Summary
holding that waiver occurs when one who is in possession of a right and is "with full information of the material facts" acts inconsistently with that right
Summary of this case from Hess v. BMO Harris Bank, N.A.Opinion
Civil No. 2136.
Filed October 10, 1924.
MOTION for rehearing on appeal from a judgment of the Superior Court of the County of Maricopa, F.H. Lyman, Judge. Motion for rehearing denied.
For former opinion, see 26 Ariz. 559, 227 P. 986.
Mr. Richard E. Sloan, Mr. C.R. Holton and Mr. Greig Scott, for Appellant.
Messrs. Kibbey, Bennett, Gust Smith, Mr. Samuel White, and Mr. G.P. Nevitt, for Appellees.

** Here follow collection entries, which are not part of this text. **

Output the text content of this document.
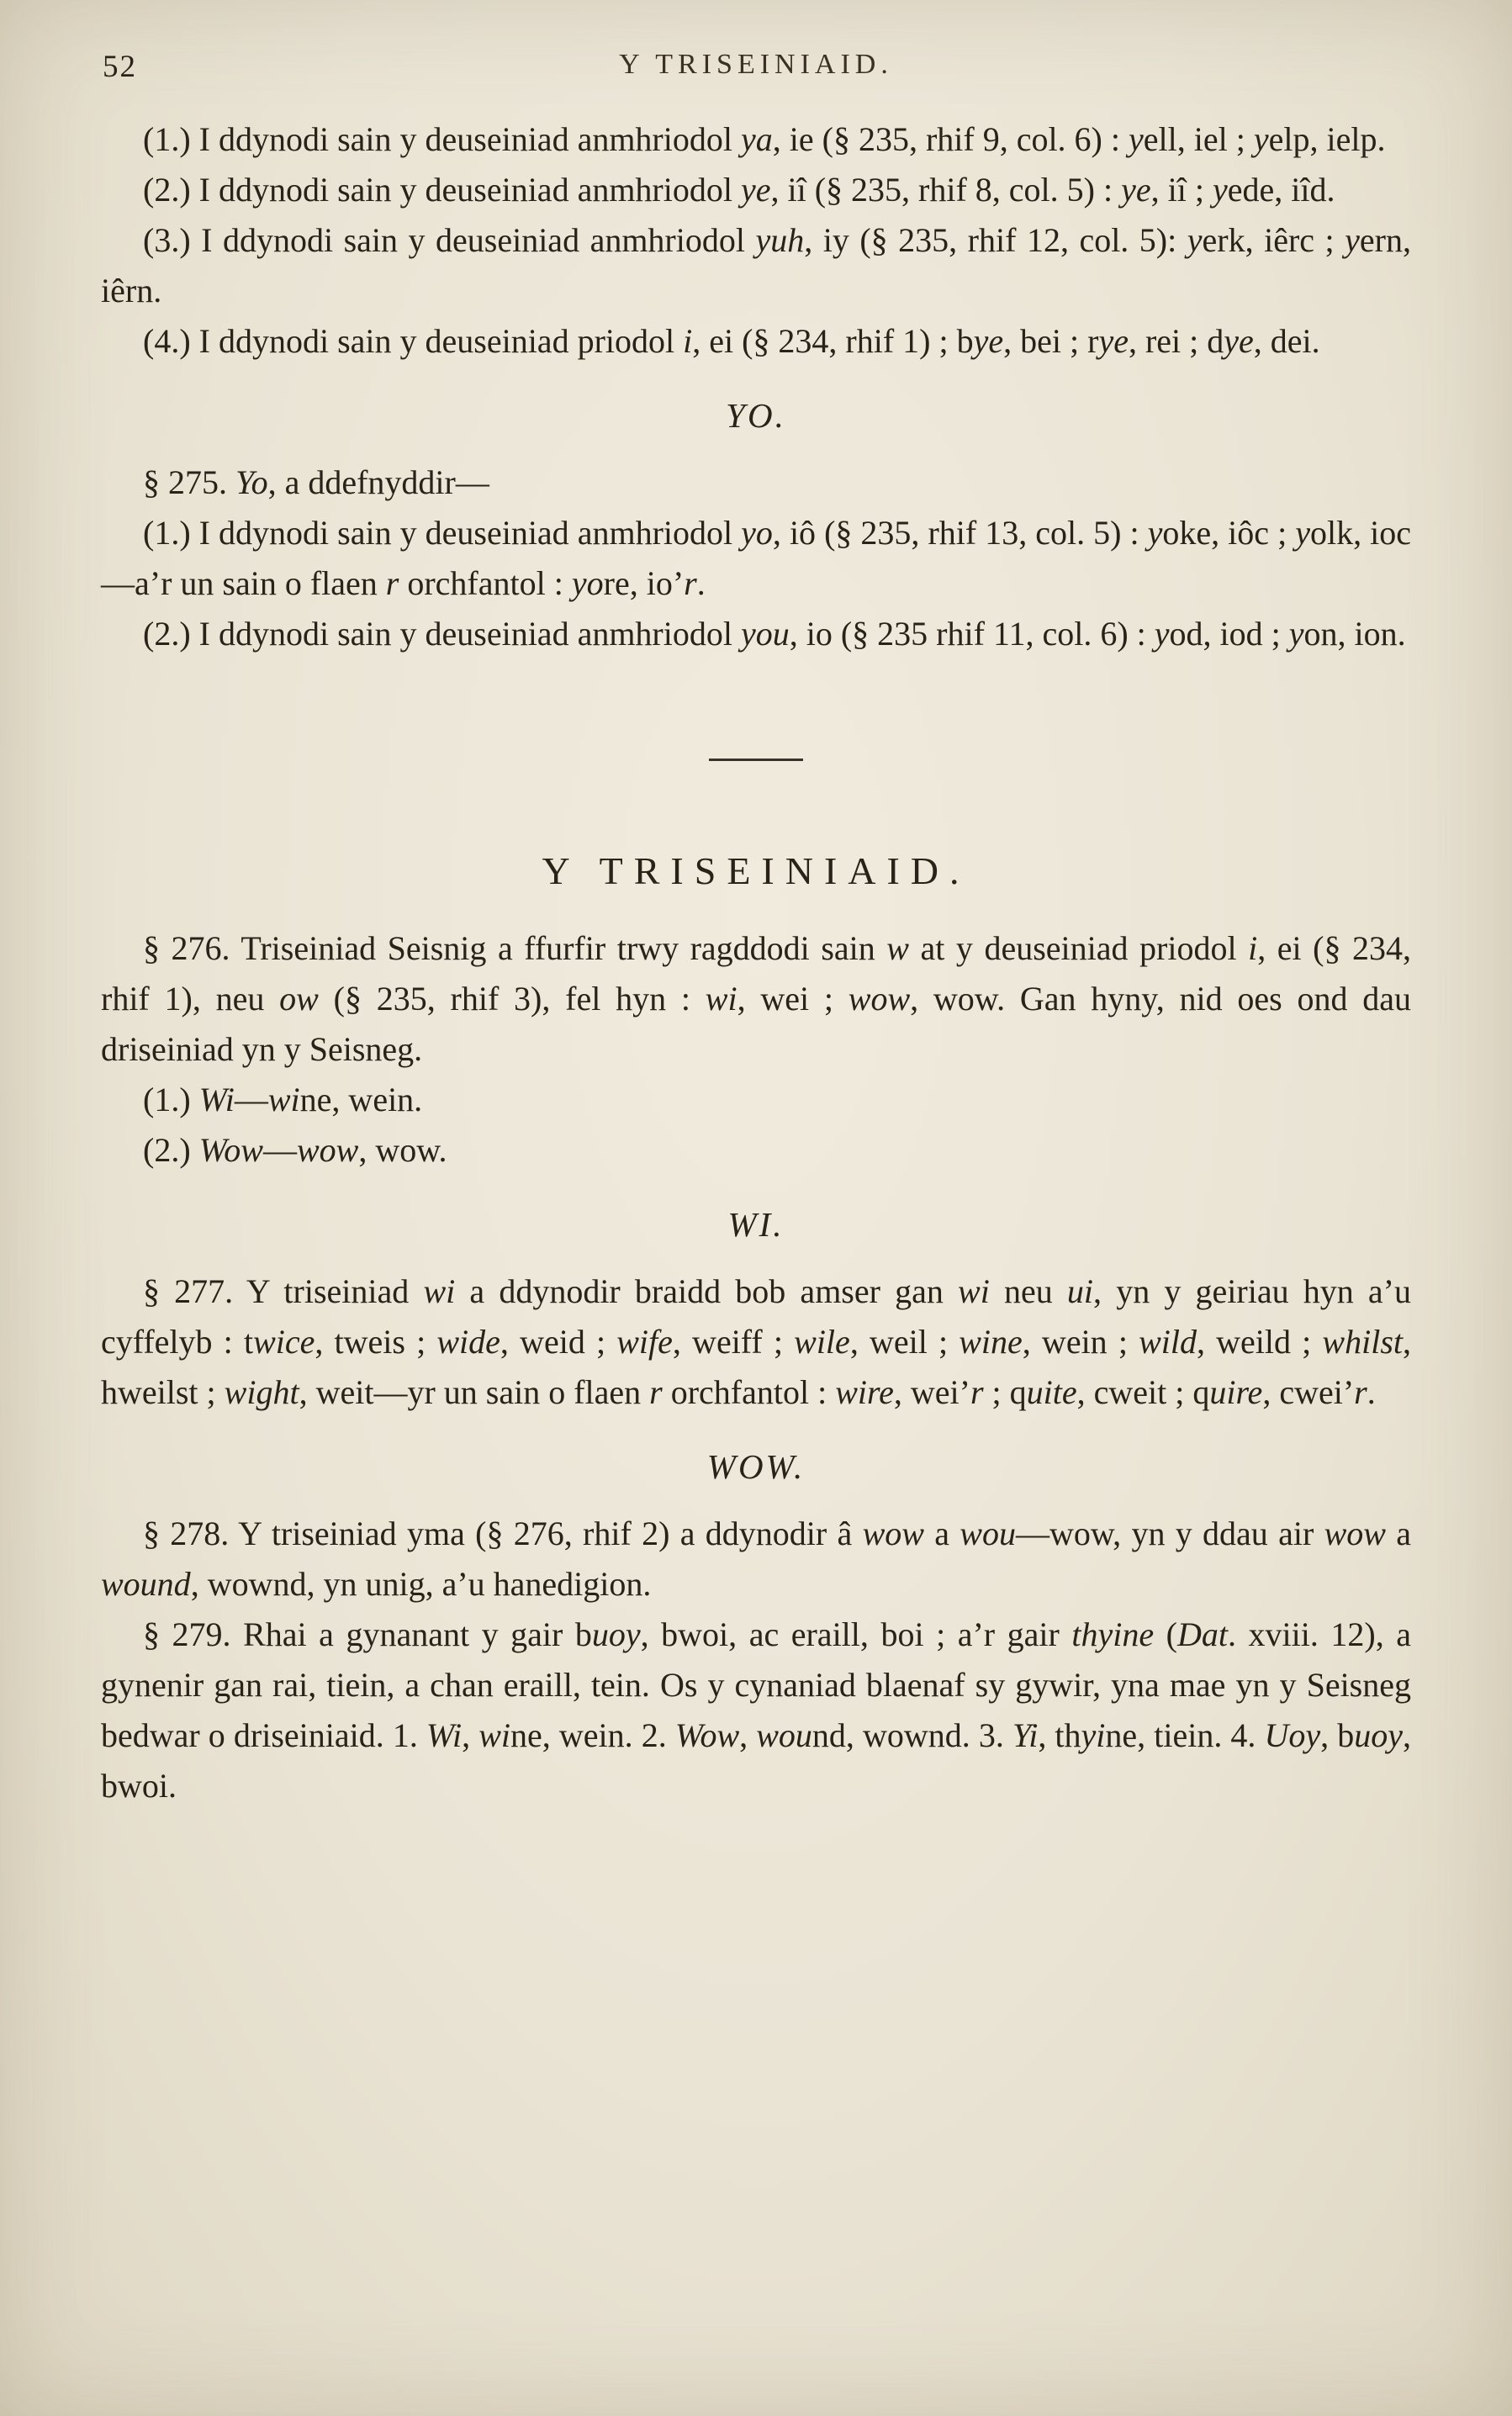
52	Y TRISEINIAID.

(1.) I ddynodi sain y deuseiniad anmhriodol ya, ie (§ 235, rhif 9, col. 6) : yell, iel ; yelp, ielp.

(2.) I ddynodi sain y deuseiniad anmhriodol ye, iî (§ 235, rhif 8, col. 5) : ye, iî ; yede, iîd.

(3.) I ddynodi sain y deuseiniad anmhriodol yuh, iy (§ 235, rhif 12, col. 5): yerk, iêrc ; yern, iêrn.

(4.) I ddynodi sain y deuseiniad priodol i, ei (§ 234, rhif 1) ; bye, bei ; rye, rei ; dye, dei.

YO.

§ 275. Yo, a ddefnyddir—

(1.) I ddynodi sain y deuseiniad anmhriodol yo, iô (§ 235, rhif 13, col. 5) : yoke, iôc ; yolk, ioc—a’r un sain o flaen r orchfantol : yore, io’r.

(2.) I ddynodi sain y deuseiniad anmhriodol you, io (§ 235 rhif 11, col. 6) : yod, iod ; yon, ion.

Y TRISEINIAID.

§ 276. Triseiniad Seisnig a ffurfir trwy ragddodi sain w at y deuseiniad priodol i, ei (§ 234, rhif 1), neu ow (§ 235, rhif 3), fel hyn : wi, wei ; wow, wow. Gan hyny, nid oes ond dau driseiniad yn y Seisneg.

(1.) Wi—wine, wein.

(2.) Wow—wow, wow.

WI.

§ 277. Y triseiniad wi a ddynodir braidd bob amser gan wi neu ui, yn y geiriau hyn a’u cyffelyb : twice, tweis ; wide, weid ; wife, weiff ; wile, weil ; wine, wein ; wild, weild ; whilst, hweilst ; wight, weit—yr un sain o flaen r orchfantol : wire, wei’r ; quite, cweit ; quire, cwei’r.

WOW.

§ 278. Y triseiniad yma (§ 276, rhif 2) a ddynodir â wow a wou—wow, yn y ddau air wow a wound, wownd, yn unig, a’u hanedigion.

§ 279. Rhai a gynanant y gair buoy, bwoi, ac eraill, boi ; a’r gair thyine (Dat. xviii. 12), a gynenir gan rai, tiein, a chan eraill, tein. Os y cynaniad blaenaf sy gywir, yna mae yn y Seisneg bedwar o driseiniaid. 1. Wi, wine, wein. 2. Wow, wound, wownd. 3. Yi, thyine, tiein. 4. Uoy, buoy, bwoi.
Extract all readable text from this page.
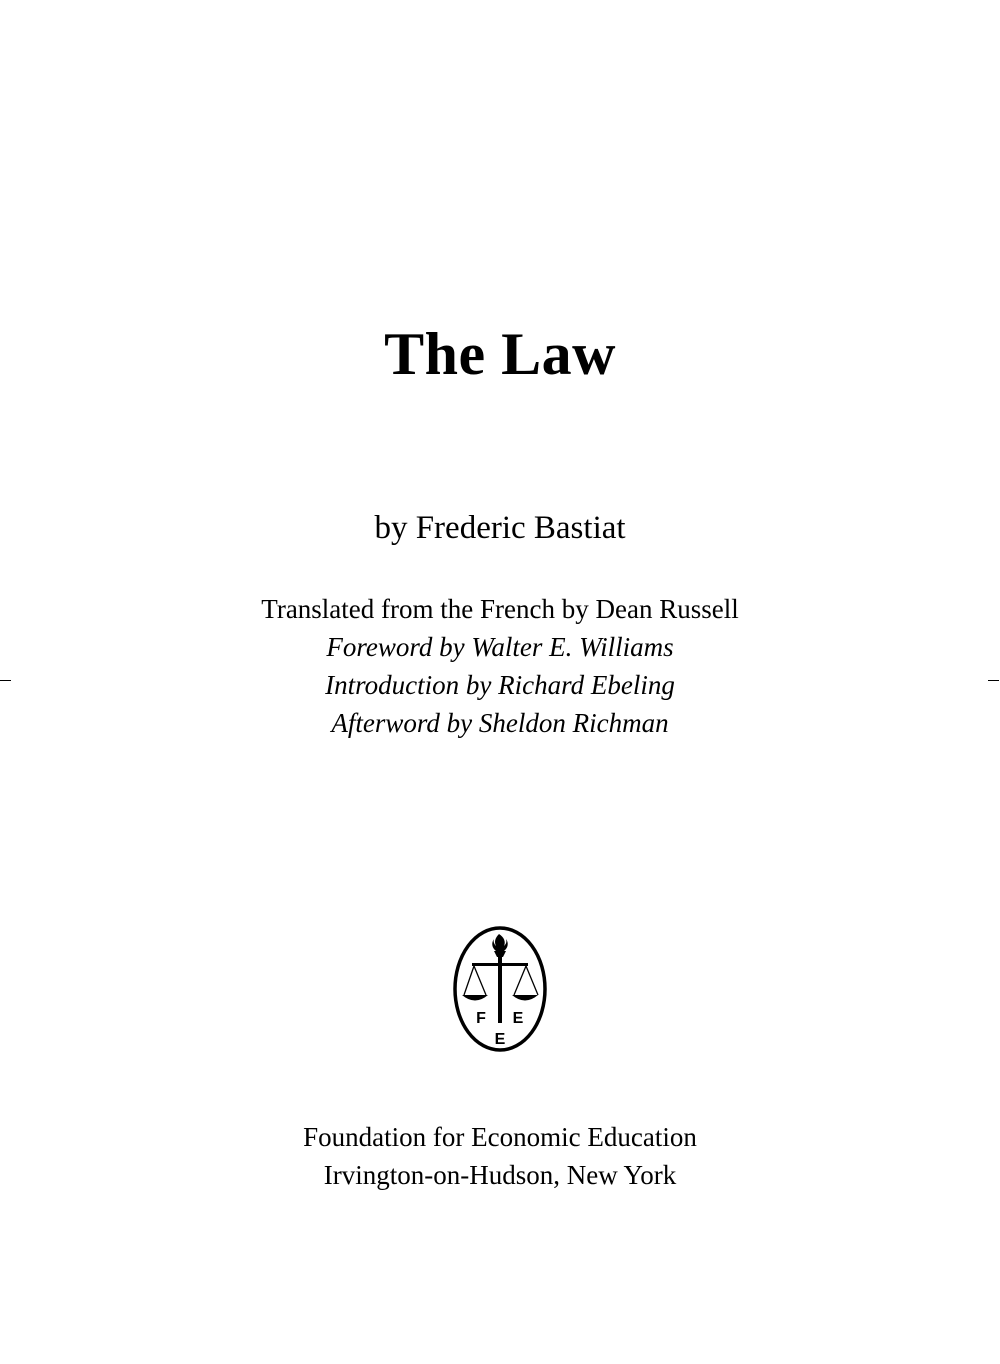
The Law
by Frederic Bastiat
Translated from the French by Dean Russell
Foreword by Walter E. Williams
Introduction by Richard Ebeling
Afterword by Sheldon Richman
F E
E
Foundation for Economic Education
Irvington-on-Hudson, New York
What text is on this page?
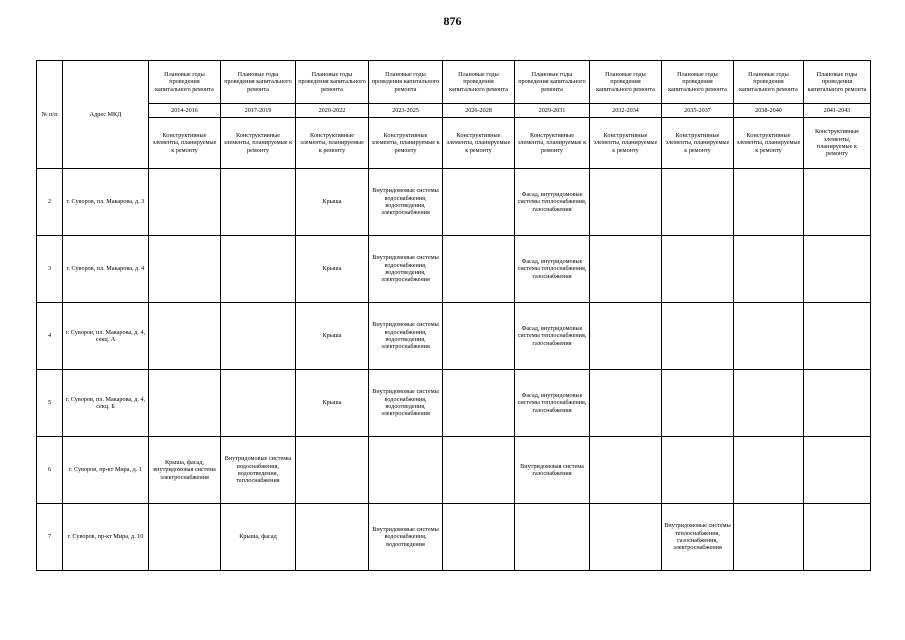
876
№ п/п	Адрес МКД	Плановые годы проведения капитального ремонта	Плановые годы проведения капитального ремонта	Плановые годы проведения капитального ремонта	Плановые годы проведения капитального ремонта	Плановые годы проведения капитального ремонта	Плановые годы проведения капитального ремонта	Плановые годы проведения капитального ремонта	Плановые годы проведения капитального ремонта	Плановые годы проведения капитального ремонта	Плановые годы проведения капитального ремонта
		2014-2016	2017-2019	2020-2022	2023-2025	2026-2028	2029-2031	2032-2034	2035-2037	2038-2040	2041-2043
		Конструктивные элементы, планируемые к ремонту	Конструктивные элементы, планируемые к ремонту	Конструктивные элементы, планируемые к ремонту	Конструктивные элементы, планируемые к ремонту	Конструктивные элементы, планируемые к ремонту	Конструктивные элементы, планируемые к ремонту	Конструктивные элементы, планируемые к ремонту	Конструктивные элементы, планируемые к ремонту	Конструктивные элементы, планируемые к ремонту	Конструктивные элементы, планируемые к ремонту
2	г. Суворов, пл. Макарова, д. 3			Крыша	Внутридомовые системы водоснабжения, водоотведения, электроснабжения		Фасад, внутридомовые системы теплоснабжения, газоснабжения				
3	г. Суворов, пл. Макарова, д. 4			Крыша	Внутридомовые системы водоснабжения, водоотведения, электроснабжения		Фасад, внутридомовые системы теплоснабжения, газоснабжения				
4	г. Суворов, пл. Макарова, д. 4, секц. А			Крыша	Внутридомовые системы водоснабжения, водоотведения, электроснабжения		Фасад, внутридомовые системы теплоснабжения, газоснабжения				
5	г. Суворов, пл. Макарова, д. 4, секц. Б			Крыша	Внутридомовые системы водоснабжения, водоотведения, электроснабжения		Фасад, внутридомовые системы теплоснабжения, газоснабжения				
6	г. Суворов, пр-кт Мира, д. 1	Крыша, фасад, внутридомовая система электроснабжения	Внутридомовые системы водоснабжения, водоотведения, теплоснабжения				Внутридомовая система газоснабжения				
7	г. Суворов, пр-кт Мира, д. 10		Крыша, фасад		Внутридомовые системы водоснабжения, водоотведения				Внутридомовые системы теплоснабжения, газоснабжения, электроснабжения		
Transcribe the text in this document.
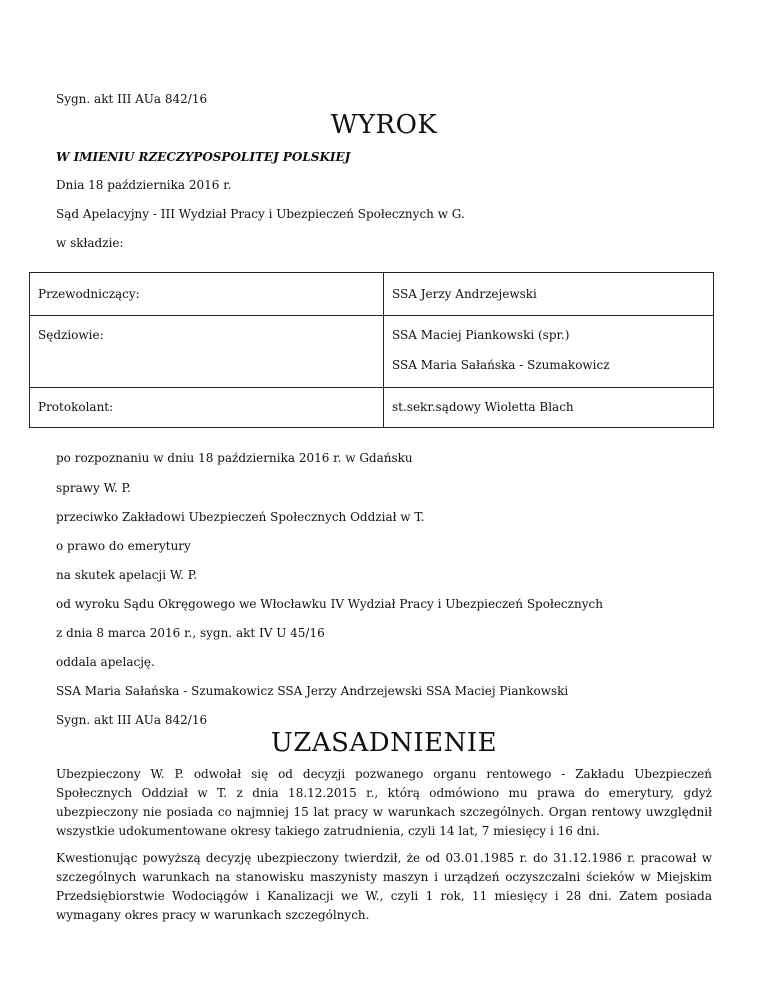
Sygn. akt III AUa 842/16
WYROK
W IMIENIU RZECZYPOSPOLITEJ POLSKIEJ
Dnia 18 października 2016 r.
Sąd Apelacyjny - III Wydział Pracy i Ubezpieczeń Społecznych w G.
w składzie:
Przewodniczący:	SSA Jerzy Andrzejewski

Sędziowie:	SSA Maciej Piankowski (spr.)
SSA Maria Sałańska - Szumakowicz

Protokolant:	st.sekr.sądowy Wioletta Blach
po rozpoznaniu w dniu 18 października 2016 r. w Gdańsku
sprawy W. P.
przeciwko Zakładowi Ubezpieczeń Społecznych Oddział w T.
o prawo do emerytury
na skutek apelacji W. P.
od wyroku Sądu Okręgowego we Włocławku IV Wydział Pracy i Ubezpieczeń Społecznych
z dnia 8 marca 2016 r., sygn. akt IV U 45/16
oddala apelację.
SSA Maria Sałańska - Szumakowicz SSA Jerzy Andrzejewski SSA Maciej Piankowski
Sygn. akt III AUa 842/16
UZASADNIENIE
Ubezpieczony W. P. odwołał się od decyzji pozwanego organu rentowego - Zakładu Ubezpieczeń Społecznych Oddział w T. z dnia 18.12.2015 r., którą odmówiono mu prawa do emerytury, gdyż ubezpieczony nie posiada co najmniej 15 lat pracy w warunkach szczególnych. Organ rentowy uwzględnił wszystkie udokumentowane okresy takiego zatrudnienia, czyli 14 lat, 7 miesięcy i 16 dni.
Kwestionując powyższą decyzję ubezpieczony twierdził, że od 03.01.1985 r. do 31.12.1986 r. pracował w szczególnych warunkach na stanowisku maszynisty maszyn i urządzeń oczyszczalni ścieków w Miejskim Przedsiębiorstwie Wodociągów i Kanalizacji we W., czyli 1 rok, 11 miesięcy i 28 dni. Zatem posiada wymagany okres pracy w warunkach szczególnych.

Appellant has filed its motion for a rehearing, together with a voluminous argument, wherein counsel contends very forcefully and conscientiously, that the court has gone astray in its conclusions. After a very careful reading of the reasons advanced for the granting of the motion, we are unable to find any point therein which was not thoroughly and thoughtfully considered by the court prior to the rendition of its judgment.
It is urged that the court should not have taken into consideration the negotiability of the warehouse receipts. In this, counsel either has a misapprehension of the law, or a misunderstanding as to the extent to which the negotiability of the instruments bears on the result reached. It is quite true that under the general law of negotiable instruments the rights of the parties thereunder are not affected by this element, but the fact that the instruments were negotiable has a very important and enlightening evidential valuation on the chain of circumstances, from which must be deduced the unexpressed intention of the transferor.
It is also urged that there was no consideration for the transfer, and therefore as a matter of law there could have been no waiver. In this connection it may be observed that it was testified that the bank advanced money to Nevitt upon the delivery of part of these receipts to pay the plaintiff, Southwest Cotton Company, for ginning, seed, and other things. It is interesting also to observe that subsequent to the understanding between Nevitt, the cotton company, and the bank, that the receipts would be delivered, the bank loaned Nevitt $32,850, which is over $30,000 in excess of the amount originally arranged to be loaned.
We are thoroughly convinced that the original opinion in this case is legally sound, and entirely just.
For the above reasons the motion for a rehearing will be denied.
McALISTER, C.J., and ROSS, J., concur.